Вторым соседом был почти мальчик по имени Казимир. Жил он в литовской деревне на границе с Польшей. Пас коров, одна перешла границу, погнался за ней и... "незаконный переход государственной границы СССР". Мальчик учился в школе, хотел учиться дальше. Что его ждало - не знаю.

Третий запомнился лучше - уж больно был колоритен. Прибыл он не из Лубянки, а из Бутырок, и не из политического корпуса (там был такой корпус - филиал Внутренней), а из общей камеры. О нем я помню все, кроме имени. Разумеется, то, что он рассказывал о себе сам. Было ему уже лет 35-40. Фронтовик, человек энергичный, веселый, "шебутной", на воле он, по его словам, работал директором ресторана. Обвинялся в чем-то вроде растраты. Сюда его привезли - так он утверждал, - чтоб проверить, действительно ли он способен выпить столь неимоверное количество водки, как утверждает. Почему-то следствию это было важно знать. С этой целью над ним производили болезненные эксперименты - вводили что-то в позвоночник. Он выдерживал. Из Бутырок он вывез бездну всяких диковинных историй о похождениях разных ловких людей. Сюжеты были всякие: головокружительные, романтические, плутовские, но конец был всегда одинаково эпичен:

- А потом его за ж... - и в Бутырку.

Морально-идеологическая сторона деятельности его героев его не занимала совсем. Каждый вертится, как может. А попал в Бутырку - пеняй на себя. При всей моей ригористичности мне этот бесшабашный человек был симпатичен.

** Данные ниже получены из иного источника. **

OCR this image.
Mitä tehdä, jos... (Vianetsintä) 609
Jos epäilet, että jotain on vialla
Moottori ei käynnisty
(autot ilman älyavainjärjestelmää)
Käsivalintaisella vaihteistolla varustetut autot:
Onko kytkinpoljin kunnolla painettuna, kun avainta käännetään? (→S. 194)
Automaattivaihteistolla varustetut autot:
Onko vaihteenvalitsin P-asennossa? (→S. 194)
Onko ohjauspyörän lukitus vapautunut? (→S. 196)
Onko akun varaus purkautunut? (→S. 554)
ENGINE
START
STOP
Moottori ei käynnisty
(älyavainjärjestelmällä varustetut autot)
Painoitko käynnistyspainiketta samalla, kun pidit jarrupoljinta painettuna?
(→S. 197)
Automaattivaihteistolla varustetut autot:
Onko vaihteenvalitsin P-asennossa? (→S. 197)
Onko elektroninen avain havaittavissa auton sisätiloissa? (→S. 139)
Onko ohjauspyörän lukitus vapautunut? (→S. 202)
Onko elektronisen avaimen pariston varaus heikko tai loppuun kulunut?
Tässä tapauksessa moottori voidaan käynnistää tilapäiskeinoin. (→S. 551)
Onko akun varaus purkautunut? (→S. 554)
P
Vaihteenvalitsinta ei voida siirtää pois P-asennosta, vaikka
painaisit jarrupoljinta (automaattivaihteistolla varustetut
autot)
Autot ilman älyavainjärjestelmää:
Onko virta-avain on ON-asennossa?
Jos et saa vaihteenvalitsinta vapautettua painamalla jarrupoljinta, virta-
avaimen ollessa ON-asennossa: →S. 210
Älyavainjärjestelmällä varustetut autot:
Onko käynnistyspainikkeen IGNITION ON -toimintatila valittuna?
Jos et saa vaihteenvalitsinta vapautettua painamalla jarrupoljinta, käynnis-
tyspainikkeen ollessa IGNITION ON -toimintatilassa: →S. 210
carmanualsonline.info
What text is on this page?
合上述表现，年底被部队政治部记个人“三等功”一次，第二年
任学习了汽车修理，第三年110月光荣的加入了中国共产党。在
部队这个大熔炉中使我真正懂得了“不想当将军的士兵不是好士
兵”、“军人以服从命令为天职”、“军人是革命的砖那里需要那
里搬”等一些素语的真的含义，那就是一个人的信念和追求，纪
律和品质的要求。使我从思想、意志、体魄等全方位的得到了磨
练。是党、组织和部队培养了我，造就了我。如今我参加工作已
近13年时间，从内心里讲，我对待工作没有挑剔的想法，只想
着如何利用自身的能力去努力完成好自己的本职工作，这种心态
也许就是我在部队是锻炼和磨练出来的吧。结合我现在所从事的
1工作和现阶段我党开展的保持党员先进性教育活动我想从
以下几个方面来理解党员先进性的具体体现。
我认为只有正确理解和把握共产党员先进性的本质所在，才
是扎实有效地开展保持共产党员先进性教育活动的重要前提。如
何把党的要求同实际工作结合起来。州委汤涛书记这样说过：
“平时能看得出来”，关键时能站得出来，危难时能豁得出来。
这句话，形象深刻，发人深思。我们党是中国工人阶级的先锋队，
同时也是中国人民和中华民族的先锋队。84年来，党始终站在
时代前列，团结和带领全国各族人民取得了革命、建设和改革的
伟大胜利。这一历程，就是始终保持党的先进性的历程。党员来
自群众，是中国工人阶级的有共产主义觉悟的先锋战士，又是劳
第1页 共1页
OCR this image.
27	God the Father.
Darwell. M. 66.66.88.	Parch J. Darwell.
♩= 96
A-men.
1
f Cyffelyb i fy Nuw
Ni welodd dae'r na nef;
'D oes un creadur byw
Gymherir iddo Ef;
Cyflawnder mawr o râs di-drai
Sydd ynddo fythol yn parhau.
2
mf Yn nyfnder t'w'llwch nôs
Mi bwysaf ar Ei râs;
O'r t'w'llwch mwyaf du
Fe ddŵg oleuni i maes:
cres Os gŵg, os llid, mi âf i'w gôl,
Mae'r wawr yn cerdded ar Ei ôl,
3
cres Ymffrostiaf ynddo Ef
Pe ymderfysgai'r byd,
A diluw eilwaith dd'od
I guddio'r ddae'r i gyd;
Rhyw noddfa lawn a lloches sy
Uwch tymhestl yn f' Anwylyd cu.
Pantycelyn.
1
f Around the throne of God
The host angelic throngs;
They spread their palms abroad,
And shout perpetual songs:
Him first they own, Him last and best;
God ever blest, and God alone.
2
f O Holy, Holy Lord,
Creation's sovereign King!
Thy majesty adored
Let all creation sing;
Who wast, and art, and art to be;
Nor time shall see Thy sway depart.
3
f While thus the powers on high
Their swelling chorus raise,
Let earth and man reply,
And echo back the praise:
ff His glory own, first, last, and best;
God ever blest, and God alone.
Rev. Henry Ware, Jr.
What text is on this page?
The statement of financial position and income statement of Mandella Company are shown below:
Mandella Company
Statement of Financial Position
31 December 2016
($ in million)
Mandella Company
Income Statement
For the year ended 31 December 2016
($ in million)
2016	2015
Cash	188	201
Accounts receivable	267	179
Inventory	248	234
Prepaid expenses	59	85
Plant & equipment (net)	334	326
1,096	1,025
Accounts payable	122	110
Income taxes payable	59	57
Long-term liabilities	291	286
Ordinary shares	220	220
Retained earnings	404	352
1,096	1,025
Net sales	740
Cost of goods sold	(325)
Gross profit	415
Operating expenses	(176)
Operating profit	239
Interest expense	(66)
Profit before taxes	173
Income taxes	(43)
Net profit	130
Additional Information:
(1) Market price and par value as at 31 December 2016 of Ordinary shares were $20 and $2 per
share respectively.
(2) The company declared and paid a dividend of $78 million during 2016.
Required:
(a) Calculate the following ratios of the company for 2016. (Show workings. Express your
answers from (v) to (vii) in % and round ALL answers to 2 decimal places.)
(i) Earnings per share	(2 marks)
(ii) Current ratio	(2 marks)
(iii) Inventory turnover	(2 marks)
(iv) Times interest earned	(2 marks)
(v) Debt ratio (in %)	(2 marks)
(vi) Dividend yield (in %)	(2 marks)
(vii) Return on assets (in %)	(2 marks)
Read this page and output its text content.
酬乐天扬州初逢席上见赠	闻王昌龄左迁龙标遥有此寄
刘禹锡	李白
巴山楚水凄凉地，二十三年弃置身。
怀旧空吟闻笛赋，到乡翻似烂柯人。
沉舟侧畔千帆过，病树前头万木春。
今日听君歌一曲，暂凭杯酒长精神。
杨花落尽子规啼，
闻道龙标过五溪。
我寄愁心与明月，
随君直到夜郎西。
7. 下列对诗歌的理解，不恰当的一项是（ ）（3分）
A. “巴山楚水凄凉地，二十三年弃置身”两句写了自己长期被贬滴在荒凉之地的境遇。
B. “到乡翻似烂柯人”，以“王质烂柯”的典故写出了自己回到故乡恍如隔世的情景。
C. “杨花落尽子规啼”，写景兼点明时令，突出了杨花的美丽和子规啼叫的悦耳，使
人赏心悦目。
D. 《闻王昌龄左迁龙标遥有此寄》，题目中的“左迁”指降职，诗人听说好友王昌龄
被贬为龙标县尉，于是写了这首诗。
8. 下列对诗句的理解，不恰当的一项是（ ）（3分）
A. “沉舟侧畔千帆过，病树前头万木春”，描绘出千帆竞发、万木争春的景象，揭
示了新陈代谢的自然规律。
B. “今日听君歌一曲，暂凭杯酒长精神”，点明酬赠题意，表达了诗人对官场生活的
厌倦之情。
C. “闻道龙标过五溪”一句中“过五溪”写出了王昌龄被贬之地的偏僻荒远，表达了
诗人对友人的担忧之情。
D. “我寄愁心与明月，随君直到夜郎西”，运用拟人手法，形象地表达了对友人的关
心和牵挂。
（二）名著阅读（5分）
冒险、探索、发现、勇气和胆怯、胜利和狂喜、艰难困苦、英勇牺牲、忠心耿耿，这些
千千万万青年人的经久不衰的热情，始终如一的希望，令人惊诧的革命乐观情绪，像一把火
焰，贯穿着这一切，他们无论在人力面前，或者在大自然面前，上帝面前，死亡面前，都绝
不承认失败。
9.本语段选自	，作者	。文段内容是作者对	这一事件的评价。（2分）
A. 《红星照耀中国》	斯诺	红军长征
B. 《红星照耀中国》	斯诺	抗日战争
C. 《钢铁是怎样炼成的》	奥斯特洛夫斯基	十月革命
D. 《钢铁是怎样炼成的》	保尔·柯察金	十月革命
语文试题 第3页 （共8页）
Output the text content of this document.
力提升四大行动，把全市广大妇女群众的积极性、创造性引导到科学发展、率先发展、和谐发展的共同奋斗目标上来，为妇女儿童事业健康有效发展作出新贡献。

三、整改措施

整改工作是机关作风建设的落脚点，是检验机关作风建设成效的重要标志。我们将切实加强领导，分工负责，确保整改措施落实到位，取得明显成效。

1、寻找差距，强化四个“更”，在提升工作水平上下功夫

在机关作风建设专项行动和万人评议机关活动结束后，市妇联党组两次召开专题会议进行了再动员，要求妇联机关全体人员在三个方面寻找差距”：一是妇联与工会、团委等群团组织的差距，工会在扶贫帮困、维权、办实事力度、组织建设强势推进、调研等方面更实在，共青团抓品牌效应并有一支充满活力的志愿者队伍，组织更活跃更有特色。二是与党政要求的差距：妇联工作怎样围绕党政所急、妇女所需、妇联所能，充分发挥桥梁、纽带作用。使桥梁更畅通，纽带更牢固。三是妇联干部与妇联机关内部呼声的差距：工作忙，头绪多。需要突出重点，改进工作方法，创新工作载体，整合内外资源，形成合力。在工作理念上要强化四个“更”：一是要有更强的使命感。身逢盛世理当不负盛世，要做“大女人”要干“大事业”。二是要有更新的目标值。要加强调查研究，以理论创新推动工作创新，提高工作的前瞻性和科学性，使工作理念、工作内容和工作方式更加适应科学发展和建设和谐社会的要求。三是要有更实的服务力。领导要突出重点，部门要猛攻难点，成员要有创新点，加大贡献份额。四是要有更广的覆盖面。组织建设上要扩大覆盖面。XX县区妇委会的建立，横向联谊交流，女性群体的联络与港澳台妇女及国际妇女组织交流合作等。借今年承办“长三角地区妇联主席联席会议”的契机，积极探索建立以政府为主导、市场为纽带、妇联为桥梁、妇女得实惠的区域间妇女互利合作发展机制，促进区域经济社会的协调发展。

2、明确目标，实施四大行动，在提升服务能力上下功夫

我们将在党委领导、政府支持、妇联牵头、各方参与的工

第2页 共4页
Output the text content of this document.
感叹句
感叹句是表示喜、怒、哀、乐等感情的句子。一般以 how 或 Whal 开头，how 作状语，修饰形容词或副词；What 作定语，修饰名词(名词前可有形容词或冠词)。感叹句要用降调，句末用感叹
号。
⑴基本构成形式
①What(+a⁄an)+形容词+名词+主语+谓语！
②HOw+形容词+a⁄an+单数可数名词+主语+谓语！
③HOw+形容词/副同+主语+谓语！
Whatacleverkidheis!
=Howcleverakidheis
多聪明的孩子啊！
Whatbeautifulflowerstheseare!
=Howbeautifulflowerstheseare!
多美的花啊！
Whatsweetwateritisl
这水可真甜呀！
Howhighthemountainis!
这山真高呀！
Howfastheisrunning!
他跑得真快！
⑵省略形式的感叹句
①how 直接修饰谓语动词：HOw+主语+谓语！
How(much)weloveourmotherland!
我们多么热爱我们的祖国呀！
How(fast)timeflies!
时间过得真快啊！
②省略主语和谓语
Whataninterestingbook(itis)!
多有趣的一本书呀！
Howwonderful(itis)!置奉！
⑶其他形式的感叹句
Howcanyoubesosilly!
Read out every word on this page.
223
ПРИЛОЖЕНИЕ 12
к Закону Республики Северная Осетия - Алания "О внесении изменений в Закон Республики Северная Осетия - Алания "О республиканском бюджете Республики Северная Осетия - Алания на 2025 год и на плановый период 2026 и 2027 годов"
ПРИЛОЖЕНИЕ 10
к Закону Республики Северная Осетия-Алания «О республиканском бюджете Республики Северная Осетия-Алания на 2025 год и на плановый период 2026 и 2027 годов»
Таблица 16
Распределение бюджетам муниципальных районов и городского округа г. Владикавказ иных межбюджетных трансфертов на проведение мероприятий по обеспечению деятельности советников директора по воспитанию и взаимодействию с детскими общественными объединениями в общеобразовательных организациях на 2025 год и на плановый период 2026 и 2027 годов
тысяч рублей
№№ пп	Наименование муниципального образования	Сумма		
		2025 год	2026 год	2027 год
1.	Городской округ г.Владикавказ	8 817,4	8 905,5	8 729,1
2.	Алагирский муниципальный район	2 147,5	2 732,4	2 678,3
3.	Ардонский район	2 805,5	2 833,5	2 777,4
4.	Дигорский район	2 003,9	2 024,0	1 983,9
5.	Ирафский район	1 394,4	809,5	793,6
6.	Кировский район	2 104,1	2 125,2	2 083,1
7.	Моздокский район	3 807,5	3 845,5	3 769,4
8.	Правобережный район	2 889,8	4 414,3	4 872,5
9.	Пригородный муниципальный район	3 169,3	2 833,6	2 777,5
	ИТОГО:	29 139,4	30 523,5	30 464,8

В одной из палат обитал бородач, насчет которого все обитатели отделения были уверены, что он "косит". Почему - я не знаю. Просто он один в этой психбольнице вел себя как сумасшедший. Все звали его "Тоничка" - по имени жены. Потому что, когда ему приносили передачу, он бежал по коридору к двери, откуда выносили передачи, и кричал: "Тоничка!.. Тоничка!"

Полагали также, что он чует стукачей. В общих местах, в курилке, например, он вел себя вполне спокойно, но вдруг появлялся кто-то, кого он начинал гнать: "Пошел!.. Пошел!"